16. Under all judicial questions are resolved by final orders or judgments of this Court in the administration of the above estate, and the mandates of the District Court of Appeal are filed for all appeals from such final orders or judgments, it is impracticable to devise a Plan of Distribution. In that Plan due consideration must be given for interested persons in several substantial and critical matters affecting the Plan of Distribution which have arisen and will arise in the administration of this estate, such as: tax avoidance, the determination of and assessment of large contested attorneys’ fees for all interested persons, court costs, and other expenses which are to be taken into account and other matters.

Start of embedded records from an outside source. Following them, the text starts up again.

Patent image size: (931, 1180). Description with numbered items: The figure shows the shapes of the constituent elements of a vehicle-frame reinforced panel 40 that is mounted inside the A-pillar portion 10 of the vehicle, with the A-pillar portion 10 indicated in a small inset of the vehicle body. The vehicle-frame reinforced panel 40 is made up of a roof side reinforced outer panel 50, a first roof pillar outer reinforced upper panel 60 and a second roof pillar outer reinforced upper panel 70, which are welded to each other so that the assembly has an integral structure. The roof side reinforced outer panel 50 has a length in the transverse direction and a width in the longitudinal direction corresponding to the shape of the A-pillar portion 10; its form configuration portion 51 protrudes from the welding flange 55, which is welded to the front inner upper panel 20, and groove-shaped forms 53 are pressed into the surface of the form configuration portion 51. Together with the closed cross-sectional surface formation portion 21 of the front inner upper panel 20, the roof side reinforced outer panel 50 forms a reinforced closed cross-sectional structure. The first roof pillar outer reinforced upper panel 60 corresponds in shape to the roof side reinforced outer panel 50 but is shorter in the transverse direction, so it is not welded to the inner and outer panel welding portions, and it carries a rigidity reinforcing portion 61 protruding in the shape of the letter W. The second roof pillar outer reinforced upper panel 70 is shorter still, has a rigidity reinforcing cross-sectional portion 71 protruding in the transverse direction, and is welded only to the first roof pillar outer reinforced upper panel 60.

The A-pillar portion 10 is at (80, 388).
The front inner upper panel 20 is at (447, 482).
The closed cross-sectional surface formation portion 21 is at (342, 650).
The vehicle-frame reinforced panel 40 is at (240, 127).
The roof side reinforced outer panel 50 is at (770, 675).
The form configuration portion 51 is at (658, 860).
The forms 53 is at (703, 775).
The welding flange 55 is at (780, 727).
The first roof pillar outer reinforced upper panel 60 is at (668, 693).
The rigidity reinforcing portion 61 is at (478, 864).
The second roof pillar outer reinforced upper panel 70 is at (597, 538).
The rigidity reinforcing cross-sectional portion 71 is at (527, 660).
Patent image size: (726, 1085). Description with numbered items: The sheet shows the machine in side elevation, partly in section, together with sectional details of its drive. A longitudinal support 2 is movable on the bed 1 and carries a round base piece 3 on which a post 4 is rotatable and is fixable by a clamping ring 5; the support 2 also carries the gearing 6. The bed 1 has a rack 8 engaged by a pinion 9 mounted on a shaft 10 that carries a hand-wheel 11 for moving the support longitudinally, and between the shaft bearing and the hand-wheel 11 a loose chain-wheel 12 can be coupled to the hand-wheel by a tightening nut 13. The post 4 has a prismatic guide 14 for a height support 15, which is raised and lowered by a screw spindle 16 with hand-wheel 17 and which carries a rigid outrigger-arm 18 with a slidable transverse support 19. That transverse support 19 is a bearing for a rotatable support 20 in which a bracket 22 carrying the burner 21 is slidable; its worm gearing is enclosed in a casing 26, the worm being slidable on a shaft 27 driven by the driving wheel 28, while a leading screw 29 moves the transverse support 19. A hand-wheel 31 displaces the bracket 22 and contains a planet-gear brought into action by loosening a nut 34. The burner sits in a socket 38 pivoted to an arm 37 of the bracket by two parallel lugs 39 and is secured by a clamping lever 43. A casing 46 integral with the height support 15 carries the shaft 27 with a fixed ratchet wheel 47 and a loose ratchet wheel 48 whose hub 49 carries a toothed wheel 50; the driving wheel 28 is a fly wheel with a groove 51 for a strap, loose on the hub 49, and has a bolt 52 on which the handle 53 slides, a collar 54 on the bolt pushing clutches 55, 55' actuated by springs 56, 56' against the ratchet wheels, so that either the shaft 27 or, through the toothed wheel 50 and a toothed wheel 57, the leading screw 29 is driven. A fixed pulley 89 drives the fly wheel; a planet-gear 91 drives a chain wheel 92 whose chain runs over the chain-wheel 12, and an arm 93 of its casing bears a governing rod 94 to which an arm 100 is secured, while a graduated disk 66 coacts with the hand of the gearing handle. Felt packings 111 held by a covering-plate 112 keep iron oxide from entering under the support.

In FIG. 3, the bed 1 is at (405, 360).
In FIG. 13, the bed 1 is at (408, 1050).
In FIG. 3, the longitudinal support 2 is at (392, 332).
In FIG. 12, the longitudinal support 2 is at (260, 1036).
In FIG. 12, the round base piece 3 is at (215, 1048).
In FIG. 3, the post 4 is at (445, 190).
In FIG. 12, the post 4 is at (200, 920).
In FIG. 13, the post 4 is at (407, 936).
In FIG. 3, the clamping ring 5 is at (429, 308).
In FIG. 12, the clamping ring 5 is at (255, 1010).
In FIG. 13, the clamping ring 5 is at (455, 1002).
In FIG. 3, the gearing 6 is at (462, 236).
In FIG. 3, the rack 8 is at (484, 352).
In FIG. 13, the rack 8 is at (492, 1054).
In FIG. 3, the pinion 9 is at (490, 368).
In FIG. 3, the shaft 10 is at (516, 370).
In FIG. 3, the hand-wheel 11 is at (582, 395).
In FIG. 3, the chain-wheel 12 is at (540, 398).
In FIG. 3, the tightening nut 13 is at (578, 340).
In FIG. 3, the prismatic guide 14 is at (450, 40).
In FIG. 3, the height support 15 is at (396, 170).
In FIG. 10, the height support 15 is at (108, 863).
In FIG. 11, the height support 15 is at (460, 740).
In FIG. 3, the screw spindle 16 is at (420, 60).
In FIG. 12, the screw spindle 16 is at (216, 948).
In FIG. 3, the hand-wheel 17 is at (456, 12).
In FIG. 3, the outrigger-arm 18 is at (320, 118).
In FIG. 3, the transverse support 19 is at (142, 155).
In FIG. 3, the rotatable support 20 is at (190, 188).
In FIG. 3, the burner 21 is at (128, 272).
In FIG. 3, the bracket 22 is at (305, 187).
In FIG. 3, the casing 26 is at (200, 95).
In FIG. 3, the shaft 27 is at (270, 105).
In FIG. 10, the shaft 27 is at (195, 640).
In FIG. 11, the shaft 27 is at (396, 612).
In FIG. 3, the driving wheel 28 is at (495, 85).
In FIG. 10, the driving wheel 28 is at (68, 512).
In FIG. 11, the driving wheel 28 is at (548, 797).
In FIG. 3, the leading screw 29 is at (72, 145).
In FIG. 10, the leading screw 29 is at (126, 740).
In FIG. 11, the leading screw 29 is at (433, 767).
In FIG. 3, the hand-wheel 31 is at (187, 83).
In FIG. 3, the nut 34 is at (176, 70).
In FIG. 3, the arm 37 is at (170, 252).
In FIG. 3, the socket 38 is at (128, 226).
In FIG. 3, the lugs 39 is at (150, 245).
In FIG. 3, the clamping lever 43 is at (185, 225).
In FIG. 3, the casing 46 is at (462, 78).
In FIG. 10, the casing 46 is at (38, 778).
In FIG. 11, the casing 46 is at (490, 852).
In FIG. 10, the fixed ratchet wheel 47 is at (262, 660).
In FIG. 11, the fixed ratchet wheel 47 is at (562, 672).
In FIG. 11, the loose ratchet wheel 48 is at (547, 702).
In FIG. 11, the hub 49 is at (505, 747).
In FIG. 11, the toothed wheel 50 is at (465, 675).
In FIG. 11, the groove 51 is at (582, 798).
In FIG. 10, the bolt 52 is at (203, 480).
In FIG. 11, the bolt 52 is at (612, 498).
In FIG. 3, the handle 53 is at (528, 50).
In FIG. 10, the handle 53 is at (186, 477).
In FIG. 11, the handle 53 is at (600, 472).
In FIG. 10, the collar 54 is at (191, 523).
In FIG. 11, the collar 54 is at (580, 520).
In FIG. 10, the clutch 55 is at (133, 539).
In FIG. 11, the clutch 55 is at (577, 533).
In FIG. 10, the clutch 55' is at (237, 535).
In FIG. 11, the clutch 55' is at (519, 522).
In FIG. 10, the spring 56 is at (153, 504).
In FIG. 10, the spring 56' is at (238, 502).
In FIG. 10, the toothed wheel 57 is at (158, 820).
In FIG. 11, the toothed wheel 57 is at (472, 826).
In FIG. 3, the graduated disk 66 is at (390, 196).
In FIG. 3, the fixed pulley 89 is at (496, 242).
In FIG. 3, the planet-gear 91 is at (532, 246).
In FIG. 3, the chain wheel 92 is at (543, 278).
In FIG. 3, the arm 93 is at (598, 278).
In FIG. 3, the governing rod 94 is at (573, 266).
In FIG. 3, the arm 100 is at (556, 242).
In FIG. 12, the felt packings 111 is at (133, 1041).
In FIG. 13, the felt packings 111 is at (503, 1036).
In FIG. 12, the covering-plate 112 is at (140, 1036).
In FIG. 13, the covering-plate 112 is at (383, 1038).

Such matters are inter-related and mutually interdependent as to determination and disposition. It therefore may not be practicable or proper to make partial distribution of assets at this time. To do so may expose interested persons to the danger of unexpected inequitable results. The P.R. has a duty to administer the estate in such manner that all interested persons are treated fairly and impartially. Williams vs. Harrington 460 So.2d 533 (Fla. 2d DCA 1984). In order to do so the P.R. has discretion as to the time of distribution of assets.

IT IS ADJUDGED AS FOLLOWS:

*717. The sale of the real and personal property constituting the Oceanside Shopping Center to the P.R., in the manner and on the terms set forth in the Petition, is hereby approved for the purpose of compliance with F.S. 733.610, provided that the present shares of the beneficiaries are the shares defined by the Court in its Final Judgment Determining Shares of Beneficiaries in Shopping Center dated January 27, 1986, and provided further that the sale price is to be computed on the basis of $7,000,000.00 as the evaluation of the complete unapportioned property included in the sale.

18. This approval of the sale constitutes it a fixed and final contract for sale and purchase. The closing of the sale and conveyance of the property shall constitute a phase of the Plan of Distribution and shall occur at such time as the P.R. determines to be in the best interest of the estate.

ORDERED at Fort Lauderdale, Florida, this 31st day of January, 1986.